Fifties haute couture has been the gist to Raf Simons's Jil Sander for two seasons now, and despite the forward-looking slant to his June menswear show, for Spring 2012 his women still filch their wardrobe from a mid-century rom-com. If in the past Simons's Sander has explored the challenges of voluminous tent-dresses à la Balenciaga, for spring the closest we got to abstraction were intarsia sweaters inspired by Picasso ceramics. This time Simons cut his dresses strict and lean against the body, in a bright palette of emerald, cobalt, a zingy neon paisley and lots of white.
The white shirt, indeed, was one of Simons's building-blocks, the perfect modern piece of clothing to base his Sander woman's wardrobe on. The opening numbers transmogrified it into something between a lab coat and a nurse's uniform, skin showing between slashes in semi-transparent cotton voile; he closed by extending it into a triptych of wedding dresses, strapless and mid calf, or tumbling to the floor and knotted at the waist with a bow.
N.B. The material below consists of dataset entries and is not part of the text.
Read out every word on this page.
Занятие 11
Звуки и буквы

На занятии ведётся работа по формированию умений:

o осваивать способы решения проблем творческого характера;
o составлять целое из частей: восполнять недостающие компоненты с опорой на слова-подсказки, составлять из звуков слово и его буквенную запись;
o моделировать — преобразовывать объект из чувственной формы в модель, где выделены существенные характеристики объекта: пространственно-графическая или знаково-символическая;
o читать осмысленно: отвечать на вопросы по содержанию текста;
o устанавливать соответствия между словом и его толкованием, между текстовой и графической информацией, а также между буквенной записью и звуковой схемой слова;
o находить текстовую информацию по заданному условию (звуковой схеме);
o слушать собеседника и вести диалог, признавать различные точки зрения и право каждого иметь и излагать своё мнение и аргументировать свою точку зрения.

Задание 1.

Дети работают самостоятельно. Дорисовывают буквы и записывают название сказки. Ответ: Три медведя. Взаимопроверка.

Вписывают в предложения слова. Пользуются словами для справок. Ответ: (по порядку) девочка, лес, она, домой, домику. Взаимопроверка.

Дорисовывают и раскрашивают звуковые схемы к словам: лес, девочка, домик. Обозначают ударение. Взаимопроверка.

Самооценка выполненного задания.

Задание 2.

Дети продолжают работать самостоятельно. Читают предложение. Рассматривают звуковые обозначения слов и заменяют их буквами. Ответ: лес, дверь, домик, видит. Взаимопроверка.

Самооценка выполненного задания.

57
If you thought that sounded like a resolutely traditional offering from fashion's king of Minimal Modernism, you'd be right. But there was a wholesomeness, an unchallenging simplicity and straightforwardness to what Simons offered. Women will fall over themselves to fall into these clothes. They may not represent a brave leap into the future, but they're a fine distillation of what women want from fashion right here, right now.